Un exingeniero de software de Google fue declarado culpable de robar más de 500 archivos confidenciales relacionados con inteligencia artificial, en un caso que expone la fragilidad de los secretos comerciales en la era de la IA. La investigación federal demostró que transfirió los documentos a dispositivos personales antes de renunciar.
• La condena envía una señal clara a la industria: la fuga de propiedad intelectual en IA se perseguirá con todo el peso de la ley. • El caso revela que los empleados con acceso a modelos de IA propietarios son el eslabón más débil en la cadena de seguridad. • Se espera que otras grandes tecnológicas refuercen sus controles internos tras este precedente judicial.

Investigadores de la Universidad de Michigan han creado un dispositivo de memoria que opera a temperaturas superiores a las de la lava fundida, utilizando un material novedoso que no se degrada con el calor extremo. El avance podría permitir electrónica en motores de aviones, reactores nucleares o incluso en la superficie de Venus.

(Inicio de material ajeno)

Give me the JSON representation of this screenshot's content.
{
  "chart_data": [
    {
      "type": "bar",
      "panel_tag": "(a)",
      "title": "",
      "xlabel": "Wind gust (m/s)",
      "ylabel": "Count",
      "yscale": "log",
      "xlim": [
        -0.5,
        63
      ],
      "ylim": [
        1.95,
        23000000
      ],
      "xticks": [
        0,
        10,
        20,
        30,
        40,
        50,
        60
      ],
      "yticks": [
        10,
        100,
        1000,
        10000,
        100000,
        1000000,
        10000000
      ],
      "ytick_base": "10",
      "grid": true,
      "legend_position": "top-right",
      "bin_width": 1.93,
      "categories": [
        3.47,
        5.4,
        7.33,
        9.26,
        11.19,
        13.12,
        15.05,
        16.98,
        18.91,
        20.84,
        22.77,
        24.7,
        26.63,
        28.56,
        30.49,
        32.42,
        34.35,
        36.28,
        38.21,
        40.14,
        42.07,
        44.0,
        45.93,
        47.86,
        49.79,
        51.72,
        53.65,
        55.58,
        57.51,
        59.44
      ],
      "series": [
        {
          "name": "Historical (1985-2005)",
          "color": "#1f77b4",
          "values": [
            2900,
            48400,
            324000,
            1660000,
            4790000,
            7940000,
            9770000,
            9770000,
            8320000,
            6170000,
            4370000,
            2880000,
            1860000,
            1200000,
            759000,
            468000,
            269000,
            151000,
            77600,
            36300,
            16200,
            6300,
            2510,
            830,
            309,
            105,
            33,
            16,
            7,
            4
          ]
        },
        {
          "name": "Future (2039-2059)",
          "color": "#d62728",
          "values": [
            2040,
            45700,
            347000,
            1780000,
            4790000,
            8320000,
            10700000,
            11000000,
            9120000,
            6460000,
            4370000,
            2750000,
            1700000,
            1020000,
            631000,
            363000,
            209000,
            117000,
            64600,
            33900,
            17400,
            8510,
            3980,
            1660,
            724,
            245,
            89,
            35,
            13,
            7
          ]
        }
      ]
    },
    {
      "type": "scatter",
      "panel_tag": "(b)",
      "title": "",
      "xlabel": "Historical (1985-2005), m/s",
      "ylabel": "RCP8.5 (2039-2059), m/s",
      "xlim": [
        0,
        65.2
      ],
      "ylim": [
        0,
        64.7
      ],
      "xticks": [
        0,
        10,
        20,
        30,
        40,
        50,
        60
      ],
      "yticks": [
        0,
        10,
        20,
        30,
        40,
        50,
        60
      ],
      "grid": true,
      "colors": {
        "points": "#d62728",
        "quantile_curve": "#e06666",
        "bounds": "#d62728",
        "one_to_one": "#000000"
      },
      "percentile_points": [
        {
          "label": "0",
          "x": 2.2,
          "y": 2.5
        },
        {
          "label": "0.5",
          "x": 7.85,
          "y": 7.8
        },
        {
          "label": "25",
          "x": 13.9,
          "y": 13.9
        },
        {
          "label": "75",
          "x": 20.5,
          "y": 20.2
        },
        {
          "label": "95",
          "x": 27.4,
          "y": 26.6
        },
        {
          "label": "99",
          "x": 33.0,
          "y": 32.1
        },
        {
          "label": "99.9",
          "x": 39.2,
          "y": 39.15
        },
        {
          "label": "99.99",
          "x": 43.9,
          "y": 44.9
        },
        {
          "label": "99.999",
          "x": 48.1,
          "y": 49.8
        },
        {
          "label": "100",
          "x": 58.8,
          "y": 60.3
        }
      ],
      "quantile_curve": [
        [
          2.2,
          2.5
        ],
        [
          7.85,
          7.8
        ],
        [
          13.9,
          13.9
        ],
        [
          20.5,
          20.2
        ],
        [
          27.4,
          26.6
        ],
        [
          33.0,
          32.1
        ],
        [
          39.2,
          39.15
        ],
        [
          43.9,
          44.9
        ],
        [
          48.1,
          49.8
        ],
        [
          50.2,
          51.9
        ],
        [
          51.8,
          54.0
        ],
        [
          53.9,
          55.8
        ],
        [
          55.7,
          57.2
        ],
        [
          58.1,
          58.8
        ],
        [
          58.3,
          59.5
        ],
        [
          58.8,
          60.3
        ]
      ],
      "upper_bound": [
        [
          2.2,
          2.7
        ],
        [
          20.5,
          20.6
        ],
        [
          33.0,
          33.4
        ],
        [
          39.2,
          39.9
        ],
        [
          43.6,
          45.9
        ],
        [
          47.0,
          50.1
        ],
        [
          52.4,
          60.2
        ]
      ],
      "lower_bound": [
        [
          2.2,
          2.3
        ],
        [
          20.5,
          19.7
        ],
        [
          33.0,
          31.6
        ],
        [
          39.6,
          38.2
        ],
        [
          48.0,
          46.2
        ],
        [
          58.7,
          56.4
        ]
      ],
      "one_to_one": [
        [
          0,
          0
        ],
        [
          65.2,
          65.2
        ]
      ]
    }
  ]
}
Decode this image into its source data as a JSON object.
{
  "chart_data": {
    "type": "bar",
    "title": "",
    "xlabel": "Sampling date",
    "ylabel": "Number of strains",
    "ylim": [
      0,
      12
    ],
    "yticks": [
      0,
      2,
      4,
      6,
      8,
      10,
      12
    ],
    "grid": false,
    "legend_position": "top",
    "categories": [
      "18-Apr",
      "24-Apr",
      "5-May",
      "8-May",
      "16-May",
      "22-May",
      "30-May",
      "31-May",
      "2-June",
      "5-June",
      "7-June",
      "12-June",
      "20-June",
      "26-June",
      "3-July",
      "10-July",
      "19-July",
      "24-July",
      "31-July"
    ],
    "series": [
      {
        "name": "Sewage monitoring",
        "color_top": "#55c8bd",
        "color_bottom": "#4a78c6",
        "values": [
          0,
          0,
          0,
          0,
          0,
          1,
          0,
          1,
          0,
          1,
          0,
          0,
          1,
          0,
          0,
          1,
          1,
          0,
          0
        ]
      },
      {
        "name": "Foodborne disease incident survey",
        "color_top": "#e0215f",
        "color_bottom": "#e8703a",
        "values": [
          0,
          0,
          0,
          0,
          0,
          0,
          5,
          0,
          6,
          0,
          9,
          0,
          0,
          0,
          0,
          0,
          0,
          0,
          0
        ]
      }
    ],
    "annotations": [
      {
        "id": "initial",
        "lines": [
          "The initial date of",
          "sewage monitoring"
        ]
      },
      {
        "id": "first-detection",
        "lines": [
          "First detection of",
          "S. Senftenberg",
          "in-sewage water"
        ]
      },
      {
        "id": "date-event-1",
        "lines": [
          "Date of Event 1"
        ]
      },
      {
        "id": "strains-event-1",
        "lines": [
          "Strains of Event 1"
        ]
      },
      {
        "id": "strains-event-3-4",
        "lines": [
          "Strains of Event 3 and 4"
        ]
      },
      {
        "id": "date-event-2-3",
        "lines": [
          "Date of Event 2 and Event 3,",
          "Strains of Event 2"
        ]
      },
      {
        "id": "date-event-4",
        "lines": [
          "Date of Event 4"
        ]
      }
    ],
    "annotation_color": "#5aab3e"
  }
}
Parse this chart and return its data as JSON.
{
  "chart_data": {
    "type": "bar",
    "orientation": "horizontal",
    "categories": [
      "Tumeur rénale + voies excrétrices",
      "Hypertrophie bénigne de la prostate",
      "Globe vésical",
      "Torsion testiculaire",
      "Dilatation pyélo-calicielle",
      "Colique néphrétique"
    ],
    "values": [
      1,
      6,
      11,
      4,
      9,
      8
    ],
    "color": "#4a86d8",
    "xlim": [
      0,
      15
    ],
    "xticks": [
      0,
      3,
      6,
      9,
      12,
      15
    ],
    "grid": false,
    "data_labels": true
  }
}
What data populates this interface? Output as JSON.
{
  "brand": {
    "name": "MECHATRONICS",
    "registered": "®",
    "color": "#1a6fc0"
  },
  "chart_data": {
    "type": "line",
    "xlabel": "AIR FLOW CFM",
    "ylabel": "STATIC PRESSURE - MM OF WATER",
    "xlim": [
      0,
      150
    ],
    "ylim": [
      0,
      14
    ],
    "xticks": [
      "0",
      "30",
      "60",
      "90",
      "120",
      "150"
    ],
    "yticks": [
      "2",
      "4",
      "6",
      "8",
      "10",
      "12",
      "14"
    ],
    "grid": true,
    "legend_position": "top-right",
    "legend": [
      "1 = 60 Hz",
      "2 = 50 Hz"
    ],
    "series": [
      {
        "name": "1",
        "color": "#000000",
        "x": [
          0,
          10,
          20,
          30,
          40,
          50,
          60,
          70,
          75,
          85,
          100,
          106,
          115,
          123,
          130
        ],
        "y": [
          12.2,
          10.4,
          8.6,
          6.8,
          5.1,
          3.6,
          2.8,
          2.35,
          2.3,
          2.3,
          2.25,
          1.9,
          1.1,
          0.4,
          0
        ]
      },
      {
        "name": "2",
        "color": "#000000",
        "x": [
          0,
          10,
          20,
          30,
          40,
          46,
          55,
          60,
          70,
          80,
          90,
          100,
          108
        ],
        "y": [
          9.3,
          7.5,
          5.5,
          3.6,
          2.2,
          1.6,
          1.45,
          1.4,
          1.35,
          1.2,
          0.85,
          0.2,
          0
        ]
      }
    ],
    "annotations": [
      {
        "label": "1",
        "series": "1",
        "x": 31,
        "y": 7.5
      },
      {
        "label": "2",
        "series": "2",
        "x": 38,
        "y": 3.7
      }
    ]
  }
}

• El prototipo mantuvo su integridad funcional tras horas de exposición a más de 1000°C, algo que ningún semiconductor actual puede soportar. • La tecnología se basa en un compuesto de óxido metálico que cambia de estado resistivo sin fundirse. • Las aplicaciones inmediatas incluyen sensores para entornos industriales extremos y sondas espaciales de larga duración.
“Ilustración sugerida: Diagrama del dispositivo de memoria con una llama de soplete de fondo
SpaceX alcanzó el hito de 600 aterrizajes exitosos de sus cohetes Falcon 9, esta vez en una misión Starlink desde la Costa Oeste. La cifra, que parecía ciencia ficción hace una década, se ha convertido en rutina operativa, reduciendo drásticamente el costo por lanzamiento.
• Cada aterrizaje exitoso ahorra millones de dólares al reutilizar la primera etapa, un modelo que ya copian competidores como Blue Origin. • El hito subraya que la barrera de entrada al espacio ya no es técnica sino de volumen de producción y logística. • La compañía planea aumentar la frecuencia de lanzamientos a más de uno por semana, saturando la capacidad de los puertos espaciales.
“Ilustración sugerida: Fotografía del Falcon 9 aterrizando en una plataforma flotante con el océano de fondo
Tres noticias que no parecen conectadas dibujan un mismo patrón: la tecnología avanza tan rápido que lo extraordinario se vuelve cotidiano —robar IA ya es delito grave, los chips aguantan el infierno y los cohetes aterrizan como aviones—, y el próximo salto será invisible hasta que sea inevitable.